Those two words create cause and effect when it comes to our emotions. And neither the cause or the effect feels good. Rejection and doubt have no age discrimination. Nor do they care about our sex, skin color, or socioeconomic status. At some point in our lives, we face rejection. And as a result, the feeling of doubt creeps in. Why not me? Am I not good enough? Why don’t they like me? What could I have done better? These are all thoughts that make us question ourselves, our self-worth; and they chip away at our confidence.
I was on the phone with a friend this afternoon. She was recounting the story of her young son’s recent encounter with rejection. For weeks, her son, who has a true love for superheroes (possibly because of his ability to climb walls like Spiderman), had been planning out his perfect Halloween costume. But rather than going with the predicted and popular choice of Captain America or some other Marvel comic book hero, this wide-eyed 5-year-old found his inspiration from “A long time ago, in a galaxy far, far away...”

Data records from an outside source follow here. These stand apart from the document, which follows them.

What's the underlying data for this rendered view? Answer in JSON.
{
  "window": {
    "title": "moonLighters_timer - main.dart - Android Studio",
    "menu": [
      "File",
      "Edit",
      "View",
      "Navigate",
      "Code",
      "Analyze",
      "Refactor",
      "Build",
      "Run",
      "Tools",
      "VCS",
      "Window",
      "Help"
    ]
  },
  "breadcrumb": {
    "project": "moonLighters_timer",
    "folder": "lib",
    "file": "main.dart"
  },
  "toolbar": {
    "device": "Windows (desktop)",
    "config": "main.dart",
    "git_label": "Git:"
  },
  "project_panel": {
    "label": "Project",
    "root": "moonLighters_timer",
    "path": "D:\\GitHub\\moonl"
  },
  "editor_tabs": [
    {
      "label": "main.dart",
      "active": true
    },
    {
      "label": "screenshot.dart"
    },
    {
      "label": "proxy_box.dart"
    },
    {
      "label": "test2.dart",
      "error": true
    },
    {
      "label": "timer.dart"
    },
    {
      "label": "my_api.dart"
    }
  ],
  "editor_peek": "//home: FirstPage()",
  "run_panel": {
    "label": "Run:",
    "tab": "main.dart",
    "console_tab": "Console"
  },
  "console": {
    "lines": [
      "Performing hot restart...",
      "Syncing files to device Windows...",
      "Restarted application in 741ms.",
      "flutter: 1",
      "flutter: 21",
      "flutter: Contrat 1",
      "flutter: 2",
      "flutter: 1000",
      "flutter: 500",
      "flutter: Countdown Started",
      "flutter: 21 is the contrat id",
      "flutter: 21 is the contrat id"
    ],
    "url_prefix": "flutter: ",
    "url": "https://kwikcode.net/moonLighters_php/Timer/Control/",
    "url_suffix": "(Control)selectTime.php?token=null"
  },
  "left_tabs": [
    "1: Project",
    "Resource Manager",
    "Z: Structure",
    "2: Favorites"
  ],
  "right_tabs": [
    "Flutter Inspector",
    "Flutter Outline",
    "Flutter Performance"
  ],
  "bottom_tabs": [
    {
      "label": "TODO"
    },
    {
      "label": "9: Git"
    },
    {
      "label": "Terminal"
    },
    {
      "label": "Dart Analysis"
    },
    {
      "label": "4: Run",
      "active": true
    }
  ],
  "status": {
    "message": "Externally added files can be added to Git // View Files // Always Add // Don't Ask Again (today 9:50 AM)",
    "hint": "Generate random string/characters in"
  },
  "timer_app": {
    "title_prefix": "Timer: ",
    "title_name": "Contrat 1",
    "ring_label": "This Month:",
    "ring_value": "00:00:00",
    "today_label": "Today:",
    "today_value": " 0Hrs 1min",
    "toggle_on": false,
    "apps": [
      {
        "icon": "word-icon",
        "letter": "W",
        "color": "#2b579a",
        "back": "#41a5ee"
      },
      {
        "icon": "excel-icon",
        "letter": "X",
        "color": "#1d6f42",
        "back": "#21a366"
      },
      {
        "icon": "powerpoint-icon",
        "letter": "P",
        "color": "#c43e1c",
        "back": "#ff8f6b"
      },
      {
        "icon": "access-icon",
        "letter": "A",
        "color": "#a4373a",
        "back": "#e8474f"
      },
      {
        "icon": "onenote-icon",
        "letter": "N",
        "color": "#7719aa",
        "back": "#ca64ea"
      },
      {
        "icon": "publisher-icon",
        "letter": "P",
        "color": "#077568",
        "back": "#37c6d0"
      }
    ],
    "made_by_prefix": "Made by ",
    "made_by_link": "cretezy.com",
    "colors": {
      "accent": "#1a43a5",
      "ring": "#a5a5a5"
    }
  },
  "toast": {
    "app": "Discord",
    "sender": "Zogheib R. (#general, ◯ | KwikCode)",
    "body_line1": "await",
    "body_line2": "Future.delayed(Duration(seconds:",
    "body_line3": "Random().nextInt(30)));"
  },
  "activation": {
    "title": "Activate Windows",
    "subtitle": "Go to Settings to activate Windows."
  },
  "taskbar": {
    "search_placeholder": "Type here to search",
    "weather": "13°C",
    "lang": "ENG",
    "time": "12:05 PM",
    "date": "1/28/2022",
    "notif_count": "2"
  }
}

It was decided. He was going to be Chewbacca from the Star Wars movies. He even practiced his Chewy sounds to the point of perfection. Not only was this beautiful child fully embracing his gentle giant costume, but he was also committed to winning this year’s Halloween costume contest. Every year, a local restaurant holds a big Halloween costume contest for kids. It’s an event. And it’s something that the little ones look forward to every year. It’s the pre-curser to the real Halloween night. And an excuse to wear their costumes more than once (plus snag a few extra Skittles and Reese’s cups). My friend told me about the excitement in her son’s voice as he carefully dressed himself in his furry costume and with a resolute tone said, “I’m definitely going to win the costume contest! I love my costume and I know it will be the best one!”

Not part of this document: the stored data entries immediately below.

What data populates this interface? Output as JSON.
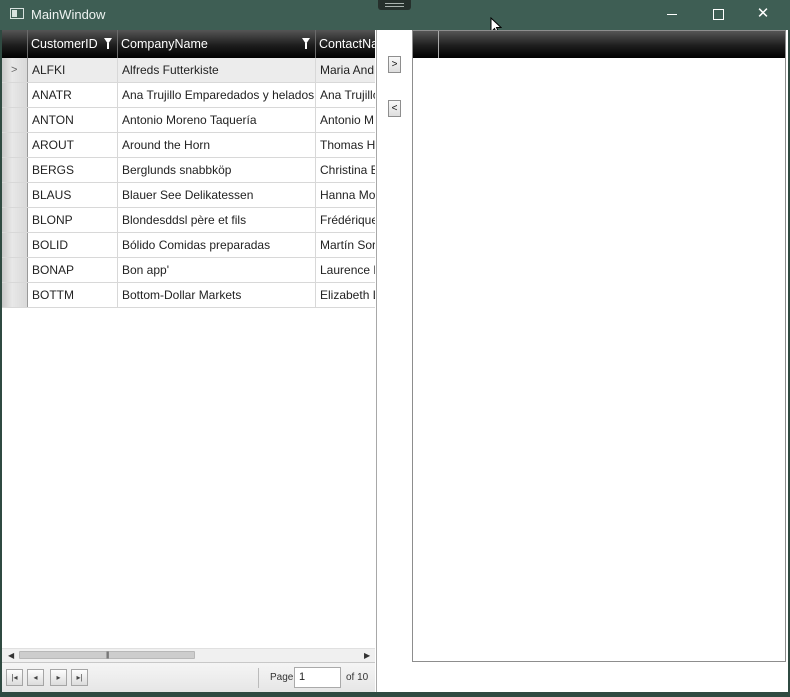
{
  "window": {
    "title": "MainWindow",
    "minimize_icon": "minimize-icon",
    "maximize_icon": "maximize-icon",
    "close_icon": "close-icon"
  },
  "grid": {
    "columns": [
      "CustomerID",
      "CompanyName",
      "ContactNa"
    ],
    "rows": [
      {
        "id": "ALFKI",
        "company": "Alfreds Futterkiste",
        "contact": "Maria And"
      },
      {
        "id": "ANATR",
        "company": "Ana Trujillo Emparedados y helados",
        "contact": "Ana Trujillo"
      },
      {
        "id": "ANTON",
        "company": "Antonio Moreno Taquería",
        "contact": "Antonio M"
      },
      {
        "id": "AROUT",
        "company": "Around the Horn",
        "contact": "Thomas H"
      },
      {
        "id": "BERGS",
        "company": "Berglunds snabbköp",
        "contact": "Christina B"
      },
      {
        "id": "BLAUS",
        "company": "Blauer See Delikatessen",
        "contact": "Hanna Mo"
      },
      {
        "id": "BLONP",
        "company": "Blondesddsl père et fils",
        "contact": "Frédérique"
      },
      {
        "id": "BOLID",
        "company": "Bólido Comidas preparadas",
        "contact": "Martín Sor"
      },
      {
        "id": "BONAP",
        "company": "Bon app'",
        "contact": "Laurence L"
      },
      {
        "id": "BOTTM",
        "company": "Bottom-Dollar Markets",
        "contact": "Elizabeth L"
      }
    ],
    "selected_row_marker": ">"
  },
  "pager": {
    "page_label": "Page",
    "page_value": "1",
    "of_label": "of 10",
    "first_glyph": "|◂",
    "prev_glyph": "◂",
    "next_glyph": "▸",
    "last_glyph": "▸|"
  },
  "transfer": {
    "move_right_label": ">",
    "move_left_label": "<"
  }
}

But would he really win? Could there be another Chewbacca impostor? Or would the winning costume be the work of a beautiful seamstress, who sewed and crafted her child’s perfect costume? There was no way of knowing how each child’s costume would be judged. And as the costume contest kicked off, my friend worried about how she would handle her son’s disappointment if his name wasn’t called.
Rejection. It has no age limit.
As the names of “the best costume contest” were being called, young Chewy sat patiently waiting, anticipating his name. He was on the edge of his seat, fully believing that he would be called upon as the winner. Until finally, the microphone went silent. Chewy was never called. My friend’s heart sank for her son. A few painful seconds passed until the little boy looked at his mother, fighting back the tears in his eyes (like any superhero would do), and said, “I never want to come back to this place again.” He felt rejected. And in that moment, maybe he even doubted his ability to win future costume contests.
Rejection. It can really paralyze us as human beings. Whether we don’t get the job we so badly want, or a relationship we fight for crumbles, or we lose a costume contest to a non-superhero. Rejection can make us doubt our ability to be winners.
My friend was able to use her child’s loss in the costume contest as a great teaching tool. The lessons in this story are timeless. And ageless. Sometimes we don’t win the prize. But that doesn’t mean that we should lose the fighter inside of us, or our competitive spirit. Always believe that you can win. You know the old adage, if you don’t believe in yourself, no one else will either. In the face of defeat, find another way to get what you want. Go after a different job; meet someone who will be a better match for you; find the best seamstress in town and lock her in for next year’s costume contest.
Never quit on yourself. Even when others don’t choose you. Your confidence level may feel off balance, but your will power must stay steady. You may be knocked down. Make the choice to get back up.